The Central Statistics Office predicted GDP growth to be 6.6% in the current financial year.
"It would be hard to find another country with such a growth promise", Poonam Gupta, Lead Economist with the World Bank and main author of the report said while presenting the report said. It's a steady growth, volatility has decreased, the growth is driven by one factor unlike China by exports. "Despite shocks such as the implementation of the Goods and Services Tax, and demonetisation, the growth path is back on trend".
The report said that "maintaining hard-won macroeconomic stability, providing a definite and durable solution to the cleaning up of banks' balancesheets, realising GST's growth and fiscal dividend, and regaining momentum on the unfinished structural reform agenda" would be key to India achieving growth rates over 8% after 2019-'20.
"While services will continue to remain the main driver of economic growth; industrial activity is poised to grow, with manufacturing expected to accelerate following the implementation of the GST, and agriculture will likely grow at its long-term average growth rate".

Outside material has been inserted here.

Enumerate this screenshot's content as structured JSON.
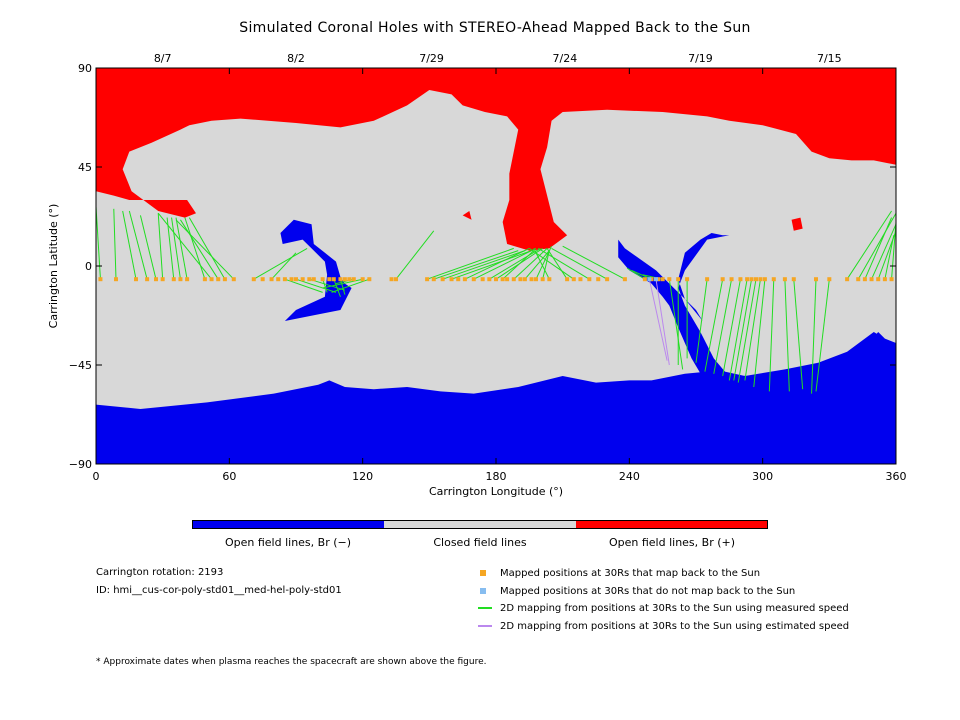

According to the World Bank, India's growth in recent years has been supported by "prudent macroeconomic policy" including a new inflation targeting framework, energy subsidy reforms, fiscal consolidation, higher quality of public expenditure and a stable balance of payment situation.
On growth issue Mr Ahmad said, "India's long-term growth has become more steady, stable, diversified and resilient".
"In the long-run, for higher growth to be sustainable and inclusive, India needs to use land and water, which are increasingly becoming scarce resources, more productively, make growth more inclusive, and strengthen its public sector to meet the challenges of a fast growing, globalizing and increasingly middle-class economy", he added. Today we are putting in approximately Dollars 3.5 billion per year in various projects (in India).
On the flip side, it said oil prices pose less of a risk for the Indian economy, the expected normalisation of monetary policy by the U.S. and the other advanced economies are likely to tighten financing conditions.